La première, c’est l’organisation et la mise en place d’un parlement ouest-africain des organisations de la société civile qui est une innovation en termes de recommandation, qui sera un parlement qui ne légifère pas, proposant des solutions innovantes. Nous avons fait un premier pas, nous avons rencontré la société civile sénégalaise, nous sommes en train de continuer les consultations, et le moment venu, nous déciderons ensemble la formes que cela prendra. Et d’ici là, nous nous réunirons de façon consultative et volontaire dans les différents endroits, et nous allons aussi élargir à d’autres parties de l’Afrique, étape par étape. C’est une innovation que j’ai présentée et qui a été saluée.

La deuxième chose, c’est la rencontre africaine des organisations de la société civile que j’ai appelée la « RISCA ». Il faut que ces organisations africaines prennent le temps pour se retrouver comme les gouvernements se retrouvent, comme les ministres des Affaires étrangères aussi, et comme les représentants des armées se retrouvent quand il y a des conflits, et pas seulement à travers les think-tanks que nous saluons et que nous allons promouvoir, mais aussi en termes de rencontres formelles pour choisir des thématiques que nous allons étudier, examiner et discuter pour dispatcher au niveau des différents pays et permettre à la société civile d’être au même palier et niveau d’information.

« La question de la jeunesse est une question de formation, d’éducation et de suivi »

La population africaine est majoritairement jeune. Mais nous assistons à un trouble et un manque de repère de cette jeunesse. Qu’en pensez-vous ?

La jeunesse est notre avenir, elle est aussi notre devenir. Vous avez parfaitement raison, aujourd’hui la jeunesse a un manque de repères. C’est un problème de leadership. Nos gouvernants ne prennent pas le temps de projeter une vision qui puisse promettre et faire rêver les jeunes. Lorsque vous prenez par exemple les sociétés occidentales, vous allez voir qu’elles n’ont rien inventé. Elles ont hérité d’une culture, d’une architecture, d’un mode de vie et de situations qu’elles ont améliorées et progressivement renforcées et consolidées, et c’est ça qui manque chez nous en Afrique. C’est l’État qui doit s’emparer de ces questions.
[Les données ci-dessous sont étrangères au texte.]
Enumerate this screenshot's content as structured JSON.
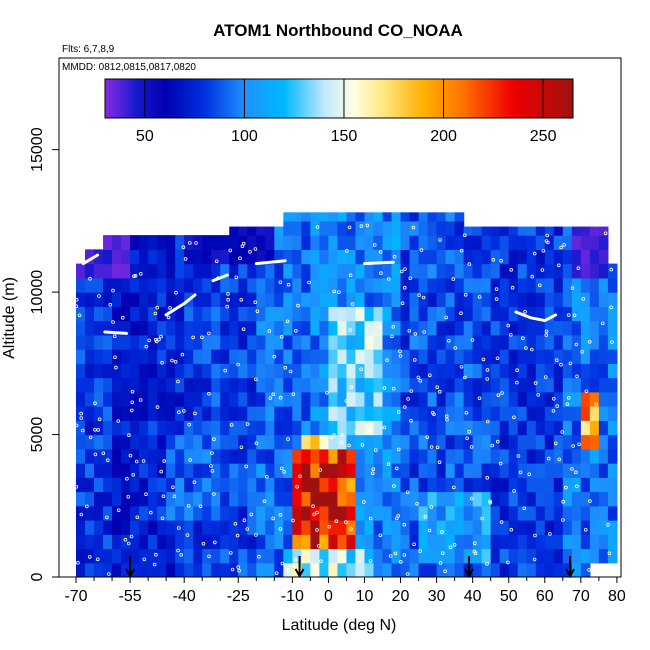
{
  "chart_data": {
    "type": "heatmap",
    "title": "ATOM1 Northbound CO_NOAA",
    "flights_label": "Flts: 6,7,8,9",
    "dates_label": "MMDD: 0812,0815,0817,0820",
    "xlabel": "Latitude (deg N)",
    "ylabel": "Altitude (m)",
    "xlim": [
      -70,
      80
    ],
    "ylim": [
      0,
      17500
    ],
    "x_ticks": [
      -70,
      -55,
      -40,
      -25,
      -10,
      0,
      10,
      20,
      30,
      40,
      50,
      60,
      70,
      80
    ],
    "x_tick_labels": [
      "-70",
      "-55",
      "-40",
      "-25",
      "-10",
      "0",
      "10",
      "20",
      "30",
      "40",
      "50",
      "60",
      "70",
      "80"
    ],
    "y_ticks": [
      0,
      5000,
      10000,
      15000
    ],
    "y_tick_labels": [
      "0",
      "5000",
      "10000",
      "15000"
    ],
    "colorbar": {
      "min": 30,
      "max": 265,
      "ticks": [
        50,
        100,
        150,
        200,
        250
      ],
      "tick_labels": [
        "50",
        "100",
        "150",
        "200",
        "250"
      ],
      "stops": [
        {
          "v": 30,
          "color": "#8a2be2"
        },
        {
          "v": 45,
          "color": "#1a1ad0"
        },
        {
          "v": 60,
          "color": "#0000b0"
        },
        {
          "v": 80,
          "color": "#0030e0"
        },
        {
          "v": 100,
          "color": "#1e90ff"
        },
        {
          "v": 120,
          "color": "#00b8ff"
        },
        {
          "v": 140,
          "color": "#bfe8ff"
        },
        {
          "v": 155,
          "color": "#ffffe0"
        },
        {
          "v": 170,
          "color": "#ffe680"
        },
        {
          "v": 190,
          "color": "#ffb000"
        },
        {
          "v": 210,
          "color": "#ff7000"
        },
        {
          "v": 235,
          "color": "#ee0000"
        },
        {
          "v": 265,
          "color": "#a01010"
        }
      ]
    },
    "grid": false,
    "arrows_x": [
      -55,
      -8,
      39,
      67
    ],
    "field": {
      "lat_step": 2.5,
      "alt_step": 500,
      "background": [
        {
          "lat_min": -60,
          "lat_max": -52,
          "value": 70
        },
        {
          "lat_min": -52,
          "lat_max": -40,
          "value": 75
        },
        {
          "lat_min": -40,
          "lat_max": -20,
          "value": 82
        },
        {
          "lat_min": -20,
          "lat_max": -5,
          "value": 92
        },
        {
          "lat_min": -5,
          "lat_max": 20,
          "value": 100
        },
        {
          "lat_min": 20,
          "lat_max": 45,
          "value": 85
        },
        {
          "lat_min": 45,
          "lat_max": 65,
          "value": 80
        },
        {
          "lat_min": 65,
          "lat_max": 80,
          "value": 95
        }
      ],
      "top_of_data": [
        {
          "lat_min": -70,
          "lat_max": -67,
          "alt": 11000
        },
        {
          "lat_min": -67,
          "lat_max": -62,
          "alt": 11500
        },
        {
          "lat_min": -62,
          "lat_max": -55,
          "alt": 12000
        },
        {
          "lat_min": -55,
          "lat_max": -28,
          "alt": 12000
        },
        {
          "lat_min": -28,
          "lat_max": -12,
          "alt": 12300
        },
        {
          "lat_min": -12,
          "lat_max": 37,
          "alt": 12800
        },
        {
          "lat_min": 37,
          "lat_max": 77,
          "alt": 12300
        },
        {
          "lat_min": 77,
          "lat_max": 80,
          "alt": 11000
        }
      ],
      "bottom_of_data": [
        {
          "lat_min": 72,
          "lat_max": 80,
          "alt": 500
        }
      ],
      "features": [
        {
          "lat_min": -10,
          "lat_max": 8,
          "alt_min": 1000,
          "alt_max": 4500,
          "value": 225
        },
        {
          "lat_min": -8,
          "lat_max": 2,
          "alt_min": 2000,
          "alt_max": 4000,
          "value": 250
        },
        {
          "lat_min": -8,
          "lat_max": 6,
          "alt_min": 4500,
          "alt_max": 5200,
          "value": 160
        },
        {
          "lat_min": -12,
          "lat_max": 12,
          "alt_min": 0,
          "alt_max": 1000,
          "value": 140
        },
        {
          "lat_min": 0,
          "lat_max": 14,
          "alt_min": 5200,
          "alt_max": 9500,
          "value": 130
        },
        {
          "lat_min": 70,
          "lat_max": 76,
          "alt_min": 4500,
          "alt_max": 6500,
          "value": 190
        },
        {
          "lat_min": -70,
          "lat_max": -55,
          "alt_min": 10500,
          "alt_max": 12200,
          "value": 40
        },
        {
          "lat_min": 68,
          "lat_max": 78,
          "alt_min": 10500,
          "alt_max": 12300,
          "value": 40
        },
        {
          "lat_min": -40,
          "lat_max": -15,
          "alt_min": 11000,
          "alt_max": 12300,
          "value": 55
        },
        {
          "lat_min": 25,
          "lat_max": 45,
          "alt_min": 500,
          "alt_max": 3000,
          "value": 110
        },
        {
          "lat_min": -45,
          "lat_max": -30,
          "alt_min": 2000,
          "alt_max": 5000,
          "value": 88
        }
      ]
    },
    "flight_tracks": [
      {
        "points": [
          [
            -45,
            9200
          ],
          [
            -40,
            9600
          ],
          [
            -37,
            9900
          ]
        ]
      },
      {
        "points": [
          [
            52,
            9300
          ],
          [
            56,
            9100
          ],
          [
            60,
            9000
          ],
          [
            63,
            9200
          ]
        ]
      },
      {
        "points": [
          [
            -68,
            11000
          ],
          [
            -64,
            11300
          ]
        ]
      },
      {
        "points": [
          [
            -32,
            10400
          ],
          [
            -28,
            10600
          ]
        ]
      },
      {
        "points": [
          [
            -20,
            11000
          ],
          [
            -12,
            11100
          ]
        ]
      },
      {
        "points": [
          [
            10,
            11000
          ],
          [
            18,
            11050
          ]
        ]
      },
      {
        "points": [
          [
            -62,
            8600
          ],
          [
            -56,
            8550
          ]
        ]
      }
    ],
    "sample_points": {
      "count": 420,
      "seed": 7,
      "lat_range": [
        -70,
        79
      ],
      "alt_range": [
        100,
        12500
      ]
    }
  }
}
La question de la jeunesse est une question de formation, d’éducation et de suivi. Aujourd’hui c’est la consommation d’abord avant l’éducation et la formation. Il y a à peine 15 ans, c’était la l’éducation, l’instruction et la formation. Le monde africain était encore dans la résistance. Aujourd’hui les jeunes sont plus performants, sont dans la globalisation à travers les outils informatique et numérique. Ils font des effortds énormes par rapport à d’autres générations, mais je dis bien qu’il manque un encadrement et un accompagnement des États, et ceci constitue une véritable menace. La vraie menace c’est l’abandon de la jeunesse à elle-même, et c’est le manque d’encadrement et le renforcement des capacités d’apprentissage des jeunes en vue de construire une Afrique positive et valorisée.

Interview de Moëz Bhar pour Afrika-News.